Blue liners, red lights
As of Friday, Anaheim's blue line powerhouses, Scott Niedermayer and Chris Pronger, were first and sixth in scoring among NHL defensemen. The Toronto pairing of Tomas Kaberle and Bryan McCabe was 2-3, and Montreal's Andrei Markov and Sheldon Souray were 6-7. Earlier in the week, those three pairings covered the 1-6 spots. In the post-expansion era, only twice have teammates finished 1-2 atop the scoring list for defensemen. The brothers Potvin did it first for the 1975-76 Islanders, with Denis Potvin notching 98 points and Jean Potvin collecting 72. Gary Suter (91) and Al MacInnis (83) did it with the 1987-88 Calgary Flames.

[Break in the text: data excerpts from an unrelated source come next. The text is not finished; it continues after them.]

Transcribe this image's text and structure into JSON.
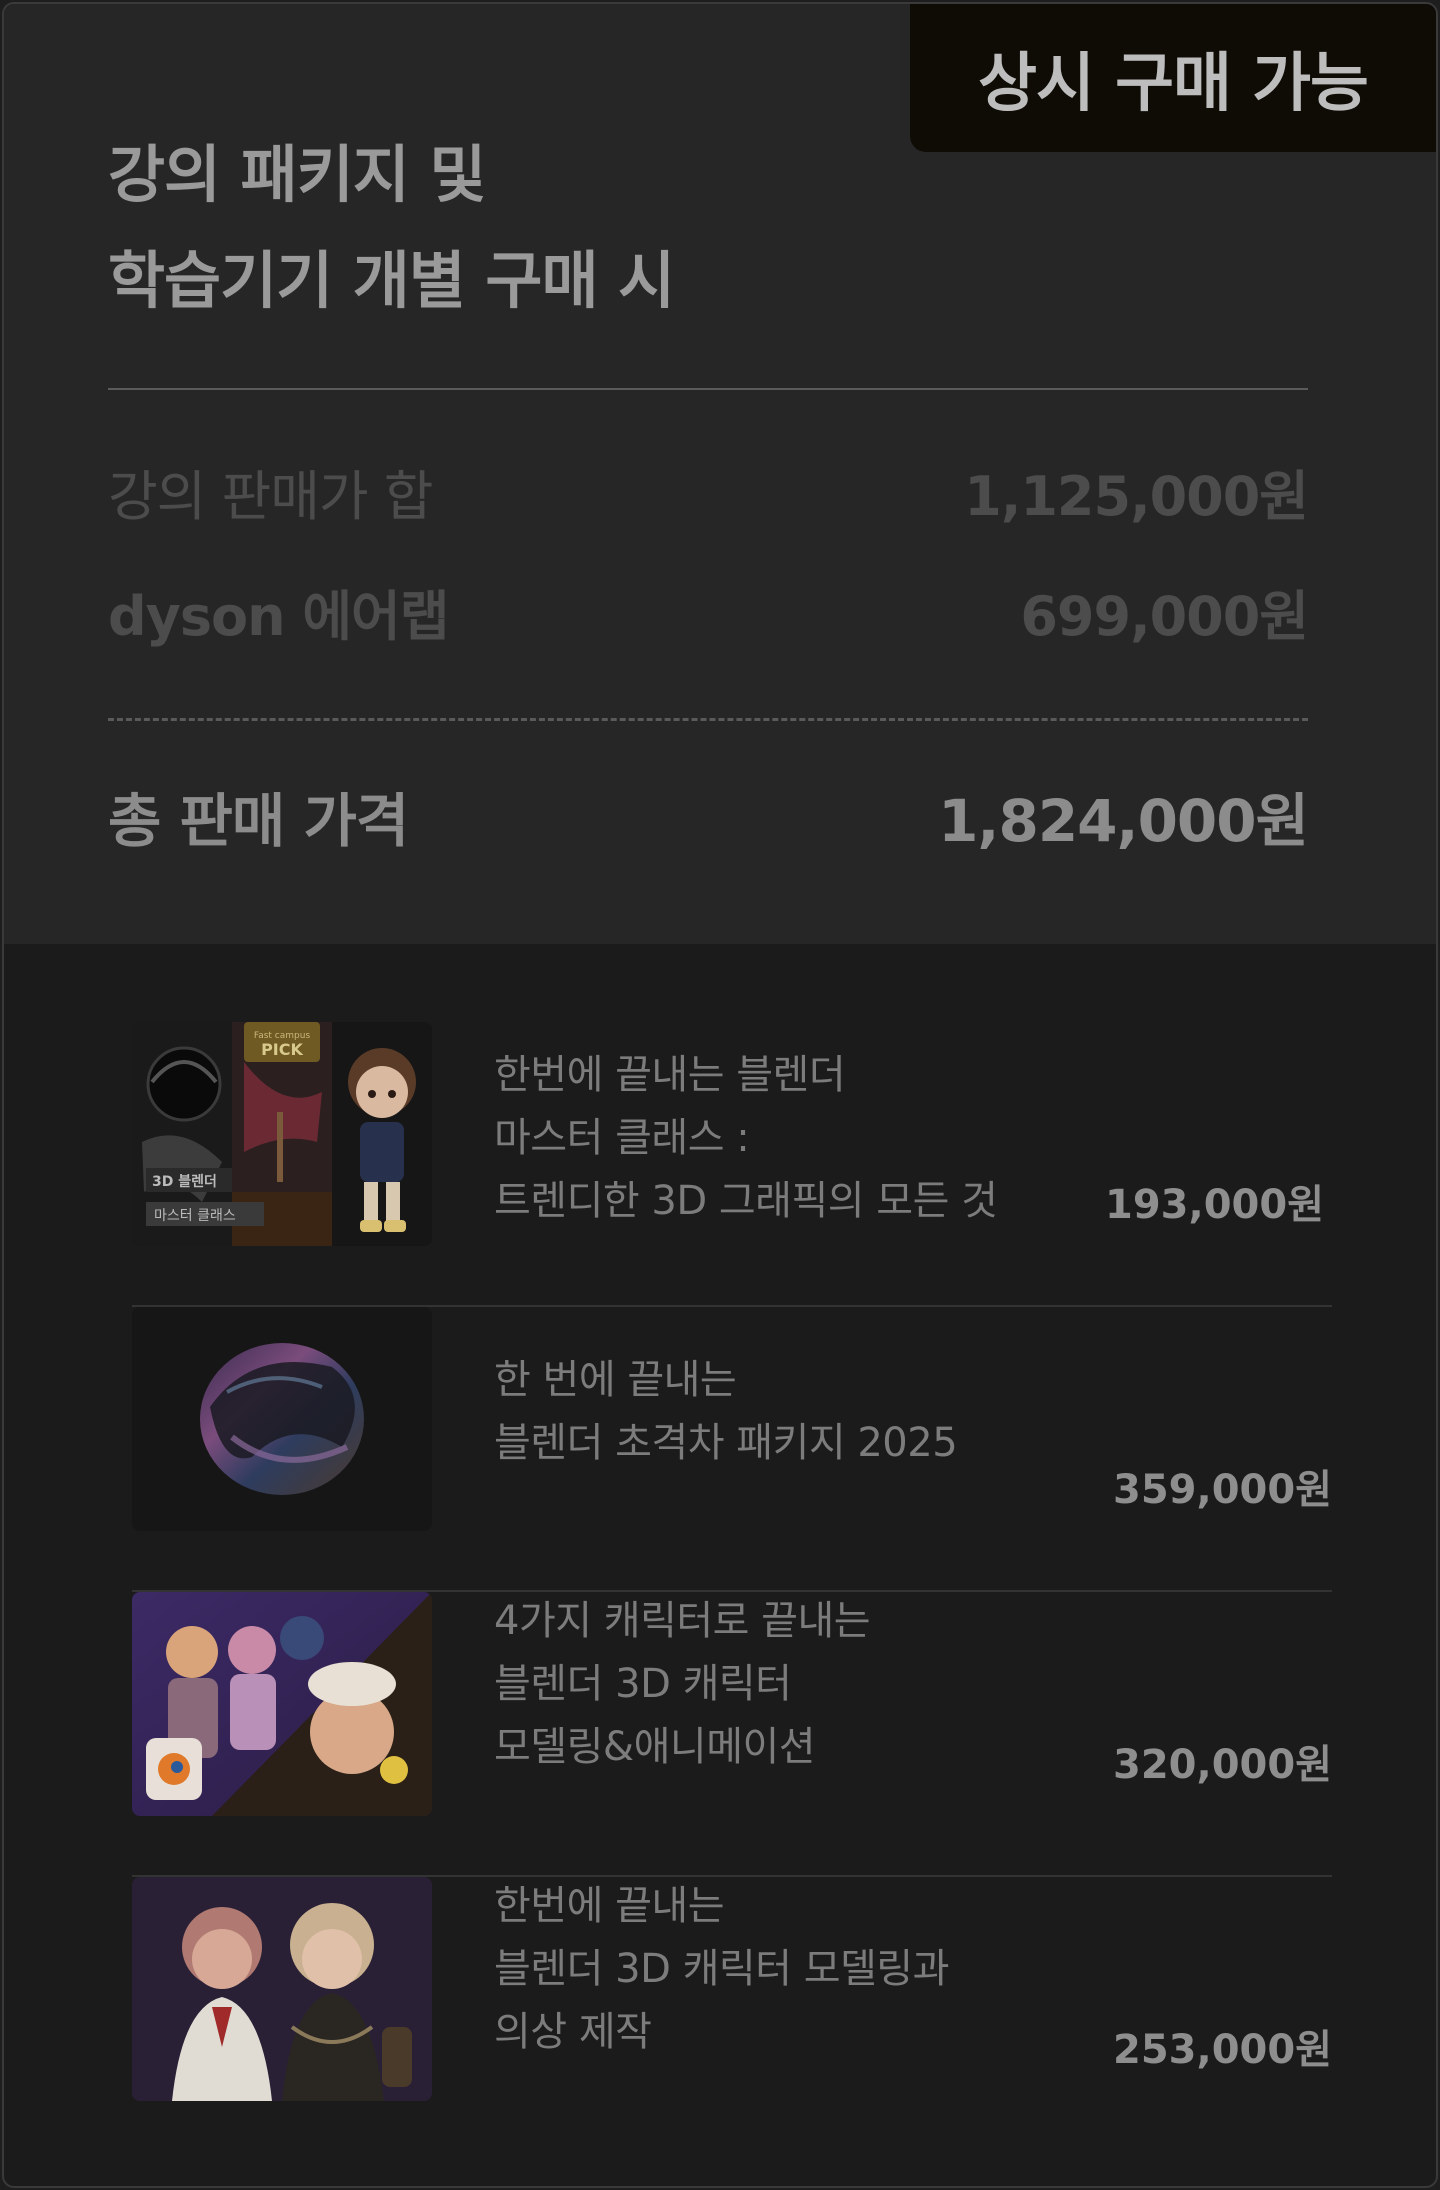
{
  "badge": "상시 구매 가능",
  "heading": {
    "line1": "강의 패키지 및",
    "line2": "학습기기 개별 구매 시"
  },
  "summary": [
    {
      "label": "강의 판매가 합",
      "price": "1,125,000원"
    },
    {
      "label": "dyson 에어랩",
      "price": "699,000원"
    }
  ],
  "total": {
    "label": "총 판매 가격",
    "price": "1,824,000원"
  },
  "items": [
    {
      "lines": [
        "한번에 끝내는 블렌더",
        "마스터 클래스 :",
        "트렌디한 3D 그래픽의 모든 것"
      ],
      "price": "193,000원",
      "thumb_tags": [
        "3D 블렌더",
        "마스터 클래스"
      ],
      "thumb_pick_small": "Fast campus",
      "thumb_pick": "PICK"
    },
    {
      "lines": [
        "한 번에 끝내는",
        "블렌더 초격차 패키지 2025"
      ],
      "price": "359,000원"
    },
    {
      "lines": [
        "4가지 캐릭터로 끝내는",
        "블렌더 3D 캐릭터",
        "모델링&애니메이션"
      ],
      "price": "320,000원"
    },
    {
      "lines": [
        "한번에 끝내는",
        "블렌더 3D 캐릭터 모델링과",
        "의상 제작"
      ],
      "price": "253,000원"
    }
  ],
  "colors": {
    "card_top": "#262627",
    "card_bottom": "#1b1b1b",
    "badge_bg": "#0f0c06"
  }
}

He gave it a fighting chance
Prior to his University of Vermont days, Bruins goalie Tim Thomas played junior hockey in Michigan for the Lakeland Jets. And even though his parents at one point hawked their wedding rings to rake up the cash to send him to a goalie camp, Thomas briefly surrendered the gear and moved to forward. "I switched so I could fight, and I fought because, hey, it was a chance to play," recalled Thomas, dubbed "Wild Thing" in those days. "At that level, the fights weren't much, really, just a lot of holding on and wrestling, where no one does much of anything." Thomas recalled not taking kindly to a Jets teammate reminding him that he should "shut up" because he was a rookie. "Ian . . . Ian . . . Ian somebody," recalled Thomas. "Sorry, I can't remember his last name. But I fought him, too."

Coaches on call
Ex-Bruins bench boss Pat Burns, diagnosed with colon cancer in March 2004, told RDS radio in Canada last week that he has hasn't "given up on the possibility of coaching again" and is feeling much better these days. The 54-year-old Burns, who lives in Florida and consults for the Devils, attends NHL games throughout the Southeast. "I must say," said Burns, "I like the job. But when the subject of hockey comes up, with people like [Montreal coach] Guy Carbonneau, that's when the coaching bug hits me even more."

A Bruin remembered
Lost in the shuffle of a new season, regrettably, was the Sept. 26 passing of former Bruin Billy Knibbs, whose only NHL stop in a 13-year pro career came with the 1964-65 Bruins -- back in the John Bucyk-Ted Green-Eddie Westfall days. Knibbs, a lefthanded center, collected 7 goals and 17 points in 53 NHL games, and spent most of the next 10 years in the AHL, wrapping up with a two-year stay in Rochester, N.Y. He played one season for Don Cherry in Rochester before Grapes was promoted to the Boston bench for the start of the 1974-75 season. Knibbs, 64, died in Midland, Ontario. According to longtime pal Harvey McKenney, Knibbs succumbed to a liver disease triggered by iron supplements he took following knee replacement surgery some four years ago. "One game I saw, he took the puck away from Gordie Howe and scored a shorthander," recalled McKenney. "Gordie ended up leaving the Garden under police escort that night after he hit Billy from behind, and Billy ended up at Newton-Wellesley hospital. And when I saw him at the hospital and asked him about it, he was like, 'Well, hey, what do you expect? I took the puck away from Gordie Howe.' "

Different drummer
Local agent Neil Abbott was in Nagano for the 1998 Olympics, the first en masse representation of NHLers at the Games, and was truly impressed by Japanese hockey fans. "If Japanese baseball fans are like the hockey fans," said Abbott, musing over the prospects of Daisuke Matsuzaka joining the Red Sox, "and they come to Fenway in force, they will rock the joint." Abbott was especially intrigued by a corps of some 20 Japanese drummers who hung out on the steps of the main arena, Big Hat, in Nagano and belted out "very heavy and inspiring drum pieces," he said. Leaving Big Hat after the Czechs rubbed out the Yanks, Abbott stopped by the drummers, and was pleased when one of them invited him into the ensemble. "I jumped the ropes, grabbed the drumstick, and started beating the bejesus out of the drum," said Abbott. Security moved in, and Abbott figures he was spared a visit to the local lockup when one of the drummers made clear he was there on an invite. "He saved the day," recalled Abbott, "and I retired to a local saloon for some well-deserved refreshment."